Doctor's Orders
- Cover
- Author: Diane Duane
- Language: English
- Genre: Science fiction
- Publisher: Pocket Books
- Publication date: June 1990
- Publication place: United States
- Media type: Print (paperback)
- Pages: 291 pp
- ISBN: 0-671-66189-2 (first edition, paperback)
- OCLC: 21696545
- Preceded by: The Pandora Principle
- Followed by: Enemy Unseen

= Doctor's Orders (novel) =

Star Trek novel by Diane Duane

Doctor's Orders is a Star Trek: The Original Series novel written by Diane Duane.

==Plot==
In response to good-natured complaints about his command style, Captain Kirk leaves Doctor McCoy in command of the Enterprise. Kirk beams down to the planet 'Flyspeck' in order to facilitate its acceptance into the Federation.
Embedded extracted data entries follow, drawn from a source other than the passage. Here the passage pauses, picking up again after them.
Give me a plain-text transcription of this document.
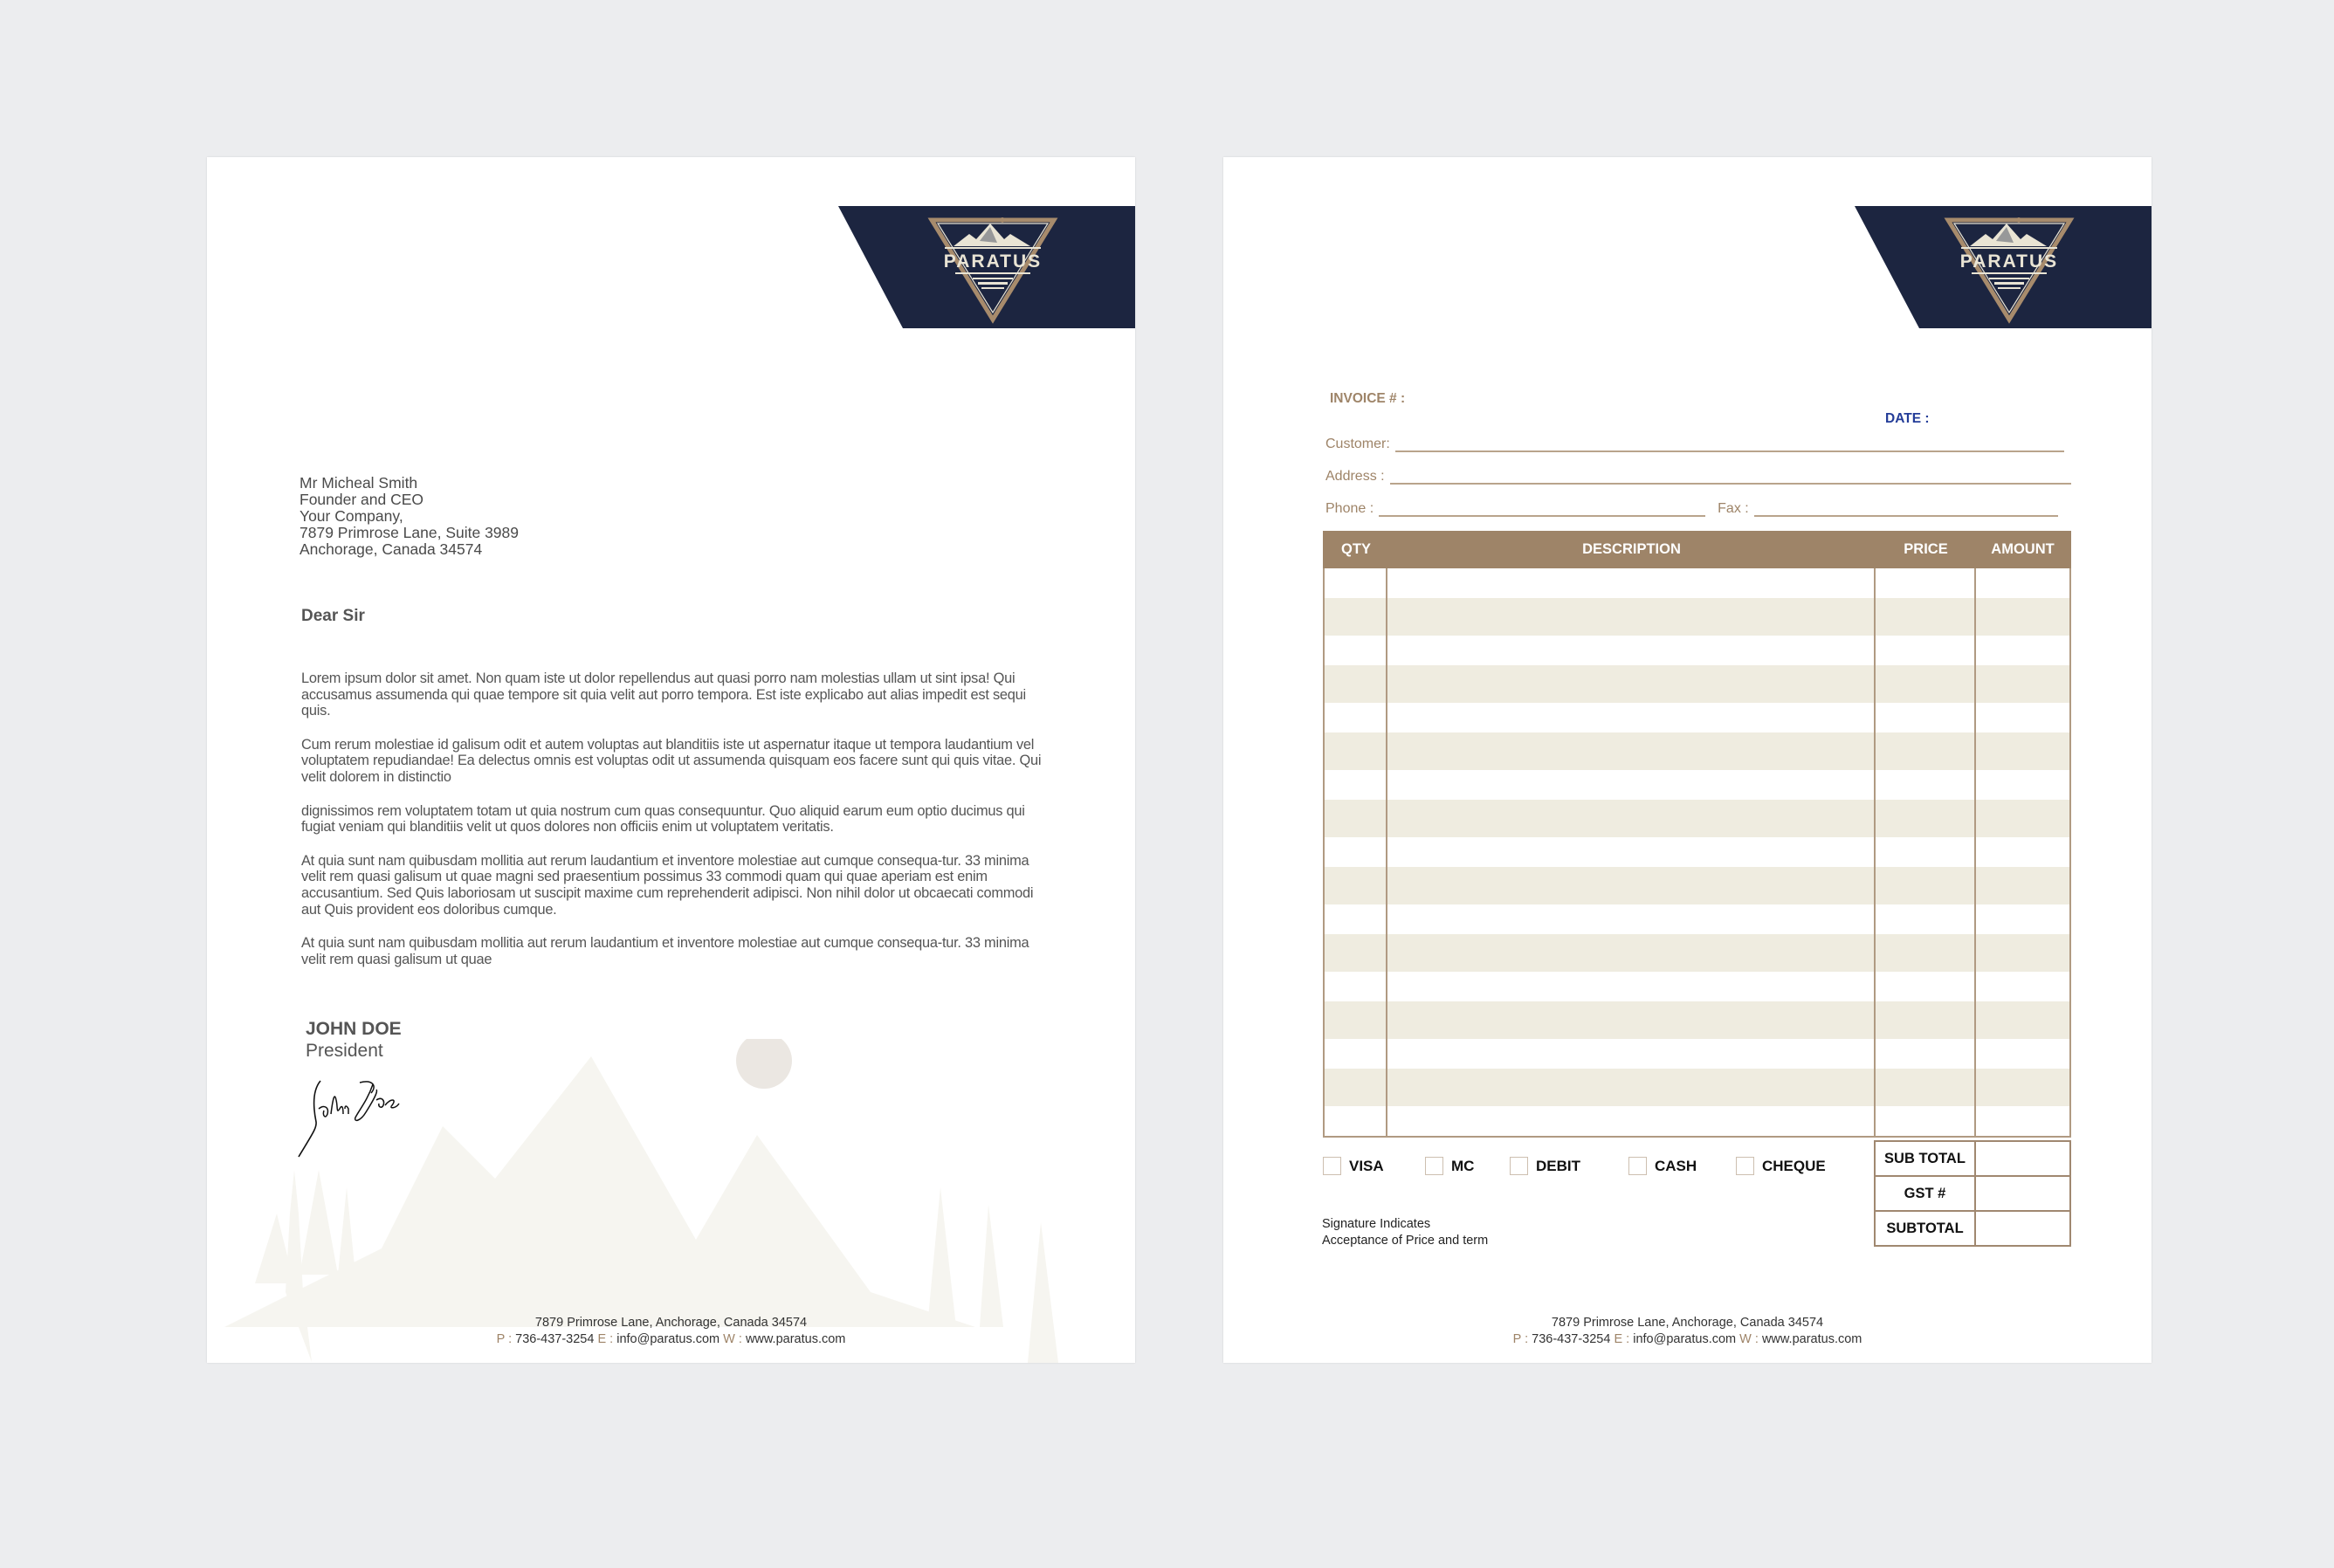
PARATUS
Mr Micheal Smith
Founder and CEO
Your Company,
7879 Primrose Lane, Suite 3989
Anchorage, Canada 34574
Dear Sir

Lorem ipsum dolor sit amet. Non quam iste ut dolor repellendus aut quasi porro nam molestias ullam ut sint ipsa! Qui accusamus assumenda qui quae tempore sit quia velit aut porro tempora. Est iste explicabo aut alias impedit est sequi quis.

Cum rerum molestiae id galisum odit et autem voluptas aut blanditiis iste ut aspernatur itaque ut tempora laudantium vel voluptatem repudiandae! Ea delectus omnis est voluptas odit ut assumenda quisquam eos facere sunt qui quis vitae. Qui velit dolorem in distinctio

dignissimos rem voluptatem totam ut quia nostrum cum quas consequuntur. Quo aliquid earum eum optio ducimus qui fugiat veniam qui blanditiis velit ut quos dolores non officiis enim ut voluptatem veritatis.

At quia sunt nam quibusdam mollitia aut rerum laudantium et inventore molestiae aut cumque consequa-tur. 33 minima velit rem quasi galisum ut quae magni sed praesentium possimus 33 commodi quam qui quae aperiam est enim accusantium. Sed Quis laboriosam ut suscipit maxime cum reprehenderit adipisci. Non nihil dolor ut obcaecati commodi aut Quis provident eos doloribus cumque.

At quia sunt nam quibusdam mollitia aut rerum laudantium et inventore molestiae aut cumque consequa-tur. 33 minima velit rem quasi galisum ut quae

JOHN DOE
President
7879 Primrose Lane, Anchorage, Canada 34574
P : 736-437-3254 E : info@paratus.com W : www.paratus.com
PARATUS
INVOICE # :
DATE :
Customer:
Address :
Phone :	Fax :
QTY	DESCRIPTION	PRICE	AMOUNT
VISA	MC	DEBIT	CASH	CHEQUE
Signature Indicates
Acceptance of Price and term
SUB TOTAL
GST #
SUBTOTAL
7879 Primrose Lane, Anchorage, Canada 34574
P : 736-437-3254 E : info@paratus.com W : www.paratus.com
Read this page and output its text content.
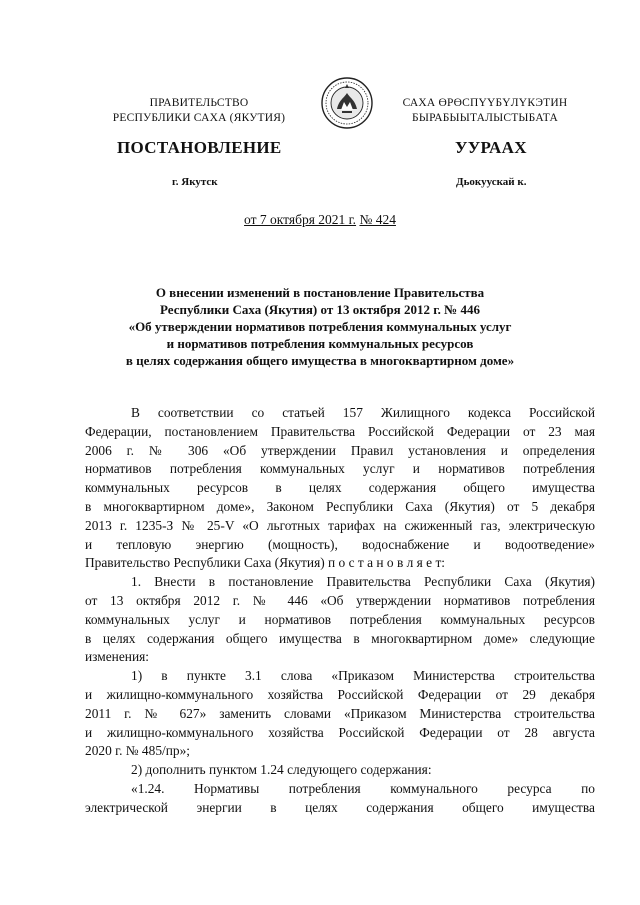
ПРАВИТЕЛЬСТВО
РЕСПУБЛИКИ САХА (ЯКУТИЯ)
САХА ӨРӨСПҮҮБҮЛҮКЭТИН
БЫРАБЫЫТАЛЫСТЫБАТА
ПОСТАНОВЛЕНИЕ	УУРААХ
г. Якутск	Дьокуускай к.
от 7 октября 2021 г. № 424
О внесении изменений в постановление Правительства
Республики Саха (Якутия) от 13 октября 2012 г. № 446
«Об утверждении нормативов потребления коммунальных услуг
и нормативов потребления коммунальных ресурсов
в целях содержания общего имущества в многоквартирном доме»
В соответствии со статьей 157 Жилищного кодекса Российской
Федерации, постановлением Правительства Российской Федерации от 23 мая
2006 г. № 306 «Об утверждении Правил установления и определения
нормативов потребления коммунальных услуг и нормативов потребления
коммунальных ресурсов в целях содержания общего имущества
в многоквартирном доме», Законом Республики Саха (Якутия) от 5 декабря
2013 г. 1235-З № 25-V «О льготных тарифах на сжиженный газ, электрическую
и тепловую энергию (мощность), водоснабжение и водоотведение»
Правительство Республики Саха (Якутия) п о с т а н о в л я е т:
1. Внести в постановление Правительства Республики Саха (Якутия)
от 13 октября 2012 г. № 446 «Об утверждении нормативов потребления
коммунальных услуг и нормативов потребления коммунальных ресурсов
в целях содержания общего имущества в многоквартирном доме» следующие
изменения:
1) в пункте 3.1 слова «Приказом Министерства строительства
и жилищно-коммунального хозяйства Российской Федерации от 29 декабря
2011 г. № 627» заменить словами «Приказом Министерства строительства
и жилищно-коммунального хозяйства Российской Федерации от 28 августа
2020 г. № 485/пр»;
2) дополнить пунктом 1.24 следующего содержания:
«1.24. Нормативы потребления коммунального ресурса по
электрической энергии в целях содержания общего имущества
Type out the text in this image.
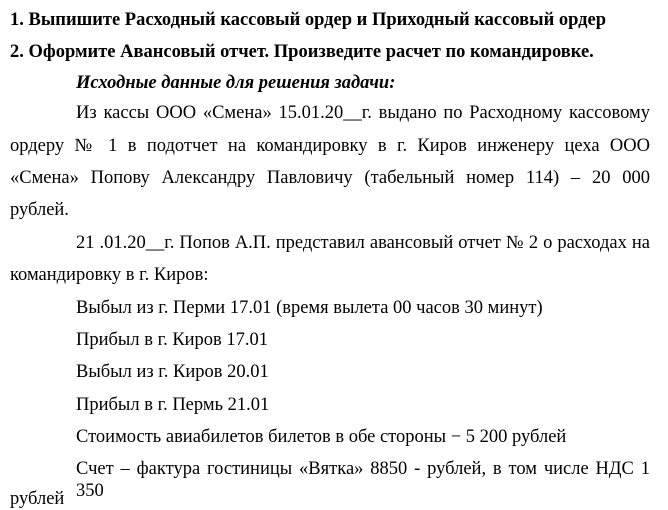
1. Выпишите Расходный кассовый ордер и Приходный кассовый ордер
2. Оформите Авансовый отчет. Произведите расчет по командировке.
Исходные данные для решения задачи:
Из кассы ООО «Смена» 15.01.20__г. выдано по Расходному кассовому
ордеру № 1 в подотчет на командировку в г. Киров инженеру цеха ООО
«Смена» Попову Александру Павловичу (табельный номер 114) – 20 000
рублей.
21 .01.20__г. Попов А.П. представил авансовый отчет № 2 о расходах на
командировку в г. Киров:
Выбыл из г. Перми 17.01 (время вылета 00 часов 30 минут)
Прибыл в г. Киров 17.01
Выбыл из г. Киров 20.01
Прибыл в г. Пермь 21.01
Стоимость авиабилетов билетов в обе стороны − 5 200 рублей
Счет – фактура гостиницы «Вятка» 8850 - рублей, в том числе НДС 1 350
рублей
Kirk soon vanishes, leaving McCoy stuck with the ship against his will; regulations forbid him from passing on command to Commander Spock.

Kirk is nowhere to be found and to complicate matters, the Klingons show up, claiming to have a stake in 'Flyspeck' as well. It is later found that Kirk had been lost in the time stream, as one of Flyspeck's races do not fully live in linear time.